The project now known as the Golden LEAF Rural Broadband Initiative was approved—more than $100 million in Recovery Act money, $24 million from the N.C. Golden LEAF Foundation, and millions in private funds raised by MCNC. Contractors started building in 2011. Now, in the summer of 2013, the newly completed network spans 1,300 miles through 69 counties and reaches into all four corners of the state. Schools, EMS departments, health care providers, and libraries across the state are linked up to it.

I was at a conference last summer,” Didow says, “talking to a middle-school principal from the western part of the state. He said, ‘You wouldn’t believe what happened the other day. These people dug a trench, and they plugged our school in—we’re on the internet!’” For the first time. In 2012.

Getting broadband internet to individual homes, like the planned homes in Sandy Point, is the next phase of the project. For that, MCNC is selling the “dark cable” of the network—bundles of fiber-optic cable that haven’t been turned on yet—to internet service providers and other telecommunications companies.

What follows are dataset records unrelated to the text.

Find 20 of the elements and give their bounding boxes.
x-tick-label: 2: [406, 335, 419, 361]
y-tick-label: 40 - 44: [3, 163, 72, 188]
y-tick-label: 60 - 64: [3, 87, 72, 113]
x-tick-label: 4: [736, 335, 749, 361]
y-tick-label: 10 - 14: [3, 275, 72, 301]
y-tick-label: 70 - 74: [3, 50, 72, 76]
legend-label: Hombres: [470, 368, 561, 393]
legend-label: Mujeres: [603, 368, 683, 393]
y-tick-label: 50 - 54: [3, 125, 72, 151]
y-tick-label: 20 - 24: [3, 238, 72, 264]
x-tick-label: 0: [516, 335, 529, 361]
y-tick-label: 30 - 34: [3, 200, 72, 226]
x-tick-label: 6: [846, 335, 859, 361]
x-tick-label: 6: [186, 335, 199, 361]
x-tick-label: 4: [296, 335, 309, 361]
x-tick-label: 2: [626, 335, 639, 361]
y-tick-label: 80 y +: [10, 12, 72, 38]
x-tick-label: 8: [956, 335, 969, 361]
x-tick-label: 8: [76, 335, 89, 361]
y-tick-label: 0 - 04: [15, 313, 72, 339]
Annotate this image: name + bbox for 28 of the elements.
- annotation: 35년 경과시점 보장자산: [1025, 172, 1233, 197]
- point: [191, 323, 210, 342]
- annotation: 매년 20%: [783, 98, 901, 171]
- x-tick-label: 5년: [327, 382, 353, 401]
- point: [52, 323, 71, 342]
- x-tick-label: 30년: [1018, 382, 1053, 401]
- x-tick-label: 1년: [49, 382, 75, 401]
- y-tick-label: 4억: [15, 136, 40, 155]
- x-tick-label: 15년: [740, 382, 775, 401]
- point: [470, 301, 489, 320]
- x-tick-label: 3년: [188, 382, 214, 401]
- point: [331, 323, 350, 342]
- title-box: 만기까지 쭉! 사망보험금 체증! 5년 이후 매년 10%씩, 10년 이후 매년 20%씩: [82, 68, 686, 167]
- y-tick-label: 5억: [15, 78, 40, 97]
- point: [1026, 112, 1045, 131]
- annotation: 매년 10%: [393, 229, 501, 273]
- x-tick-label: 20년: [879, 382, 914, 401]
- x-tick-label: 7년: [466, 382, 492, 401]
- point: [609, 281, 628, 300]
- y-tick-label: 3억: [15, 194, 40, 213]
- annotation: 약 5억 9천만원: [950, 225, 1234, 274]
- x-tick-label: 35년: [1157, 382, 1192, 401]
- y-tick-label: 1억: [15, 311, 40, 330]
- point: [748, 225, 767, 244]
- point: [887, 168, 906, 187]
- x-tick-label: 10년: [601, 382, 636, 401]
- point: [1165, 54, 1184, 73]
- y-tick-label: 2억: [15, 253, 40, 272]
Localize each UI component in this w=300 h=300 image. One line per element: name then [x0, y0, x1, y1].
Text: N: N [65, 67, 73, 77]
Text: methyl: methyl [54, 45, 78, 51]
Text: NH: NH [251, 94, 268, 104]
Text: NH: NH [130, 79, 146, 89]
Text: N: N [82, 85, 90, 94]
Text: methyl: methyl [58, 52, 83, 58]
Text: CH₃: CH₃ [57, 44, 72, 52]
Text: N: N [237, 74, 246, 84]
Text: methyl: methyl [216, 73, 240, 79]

A mile of fiber costs at least $30,000 to build—and much more if conditions aren’t ideal,” Freddoso says. “We’re selling it for, at most, $750 per mile. Buy enough, and the price comes down to about $325.” They’re working out agreements with half a dozen N.C. providers, and are in talks with 15 or 20 more. The money from the sales will be used to help maintain the network in the years to come.

“Even if you’re selling at very low prices, there’s still got to be a market,” Freddoso says. “The challenge is helping private companies identify those markets.” Didow and MCNC are doing that by analyzing demographics and projecting how internet access and development will increase demand for high-speed broadband service.

Several years ago, there wasn’t much hope for many rural homes and businesses to get high-speed internet, Didow says. “But now, it can be done. We have taken a major step toward closing the digital divide in North Carolina.” North Carolina’s new fiber-optic network has been identified by the White House as an outstanding example of using broadband stimulus funds to help improve the United States’ infrastructure.

Nick Didow is an associate professor in the UNC Kenan-Flagler Business School and a faculty fellow at the Frank Hawkins Kenan Institute of Private Enterprise.